Court Opinion

ID: 8518548
Source: CourtListenerOpinion
Date Created: 2022-11-23 09:48:57.799314+00
Date Added: 2024-06-11T16:51:25.624054
License: Public Domain

PER CURIAM
Defendant appeals the trial court’s judgment of conviction and sentence on one count of driving while suspended and one count of failure to appear. On appeal, defendant assigns error to the trial court’s requirement that he pay the money award on each count immediately. We reject those assignments without discussion. Defendant also assigns error to the trial court’s requirement that he pay a $60 “Mandatory State Amt” on each count. He asserts that the trial court lacked authority to impose those financial obligations. The state agrees, and, for the reasons explained below, so do we. Accordingly, we reverse the portions of the judgment requiring defendant to pay those obligations, and we otherwise affirm.
At defendant’s sentencing, the trial court orally imposed a $5,000 fine on the driving while suspended count and a $1,000 fine on the failure to appear count.
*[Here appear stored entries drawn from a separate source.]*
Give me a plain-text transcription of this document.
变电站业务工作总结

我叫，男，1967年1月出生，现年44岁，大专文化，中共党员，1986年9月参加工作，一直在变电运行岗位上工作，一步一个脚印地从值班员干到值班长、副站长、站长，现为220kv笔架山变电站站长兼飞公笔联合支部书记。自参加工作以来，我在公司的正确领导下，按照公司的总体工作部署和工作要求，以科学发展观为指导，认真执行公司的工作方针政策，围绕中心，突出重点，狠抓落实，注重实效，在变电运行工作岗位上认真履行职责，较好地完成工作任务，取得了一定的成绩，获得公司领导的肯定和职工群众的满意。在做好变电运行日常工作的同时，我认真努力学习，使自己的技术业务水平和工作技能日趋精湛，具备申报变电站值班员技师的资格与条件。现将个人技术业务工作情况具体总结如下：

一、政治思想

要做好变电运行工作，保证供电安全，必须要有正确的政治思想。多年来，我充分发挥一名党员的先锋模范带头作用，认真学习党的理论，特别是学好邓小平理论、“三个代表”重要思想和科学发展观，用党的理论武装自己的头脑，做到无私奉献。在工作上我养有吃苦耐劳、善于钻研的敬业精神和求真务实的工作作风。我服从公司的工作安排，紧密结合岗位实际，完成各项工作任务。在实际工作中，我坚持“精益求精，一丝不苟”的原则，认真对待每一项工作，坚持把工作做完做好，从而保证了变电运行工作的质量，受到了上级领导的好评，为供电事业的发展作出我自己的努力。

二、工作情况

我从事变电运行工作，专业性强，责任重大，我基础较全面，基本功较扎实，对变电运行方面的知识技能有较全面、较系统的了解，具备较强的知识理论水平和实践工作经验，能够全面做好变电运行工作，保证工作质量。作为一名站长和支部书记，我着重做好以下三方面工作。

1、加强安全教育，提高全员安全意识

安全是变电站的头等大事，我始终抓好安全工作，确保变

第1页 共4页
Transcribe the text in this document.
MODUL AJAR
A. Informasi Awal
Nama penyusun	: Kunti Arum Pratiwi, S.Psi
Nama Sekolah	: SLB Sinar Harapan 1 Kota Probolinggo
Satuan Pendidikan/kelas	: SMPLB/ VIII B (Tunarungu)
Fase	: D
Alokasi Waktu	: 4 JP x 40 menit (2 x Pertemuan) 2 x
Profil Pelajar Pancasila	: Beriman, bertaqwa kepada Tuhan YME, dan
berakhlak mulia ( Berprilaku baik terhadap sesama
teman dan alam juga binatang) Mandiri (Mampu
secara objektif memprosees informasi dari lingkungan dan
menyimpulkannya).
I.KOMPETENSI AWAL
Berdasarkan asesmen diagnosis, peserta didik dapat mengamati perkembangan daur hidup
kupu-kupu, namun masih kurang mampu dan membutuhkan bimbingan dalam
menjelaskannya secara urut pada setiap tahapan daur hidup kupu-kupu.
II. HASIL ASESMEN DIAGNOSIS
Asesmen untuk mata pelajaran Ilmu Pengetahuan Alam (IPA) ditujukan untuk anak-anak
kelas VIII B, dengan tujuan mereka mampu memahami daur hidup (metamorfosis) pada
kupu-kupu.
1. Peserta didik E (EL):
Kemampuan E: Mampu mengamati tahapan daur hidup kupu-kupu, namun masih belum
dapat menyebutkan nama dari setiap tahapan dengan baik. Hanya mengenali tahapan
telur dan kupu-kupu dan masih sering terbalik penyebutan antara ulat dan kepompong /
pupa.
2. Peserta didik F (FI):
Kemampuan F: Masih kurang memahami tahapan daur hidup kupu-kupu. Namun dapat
Then, in its written judgment, the trial court imposed an additional $60 financial obligation, which it labeled as a “Mandatory State Amt,” on each count. The trial court had not mentioned those additional financial obligations in open court or otherwise provided notice to defendant that it intended to impose them. Therefore, ordinary preservation principles do not apply, and we may consider defendant’s claim that the trial court lacked authority to impose the additional $60 financial obligations, even though defendant did not object to the financial obligations in the trial court. See State v. Lewis, 236 Or App 49, 52, 234 P3d 152, rev den, 349 Or 172 (2010) (preservation was not required when the challenged portions of the defendant’s sentence were not announced in open court but instead simply appeared on the face of the judgment); State v. DeCamp, 158 Or App 238, 241, 973 P2d 922 (1999) (“A party cannot be required to raise an objection contemporaneously with a trial court’s ruling or other action when the party was not on notice of the trial court’s intended action and had no opportunity to be present when the trial court acted.”).
As defendant points out, although trial courts previously had authority to impose $60 unitary assessments, the statute authorizing those assessments was repealed prior *169to the commission of defendant’s crimes, and the statute that replaced it provides only that, if a trial court imposes a fine, the first $60 of the fine (or the entire fine, if it is less than $60) is payable to the state; it does not authorize the trial court to impose a financial obligation in addition to the fine. Former ORS 137.290 (2009), repealed by Or Laws 2011, ch 597, § 118 (authorizing unitary assessments); Or Laws 2012, ch 89, § 1 (specifying that the unitary assessment statute does not apply to any offense committed on or after January 1, 2012); ORS 153.633(1) (providing that, if a court imposes a fine in a criminal case, the first $60 (or the entire fine, if it is less than $60) is payable to the state); State v. Nutt, 274 Or App 217, 220, 360 P3d 636 (2015), rev den, 358 Or 551 (2016) (holding that ORS 153.633 does not authorize imposition of a financial obligation in addition to a fine). Therefore, the trial court erred by imposing a $60 “Mandatory State Amt” for each count of conviction.
Portions of the judgment requiring defendant to pay the $60 “Mandatory State Amt” reversed; otherwise affirmed.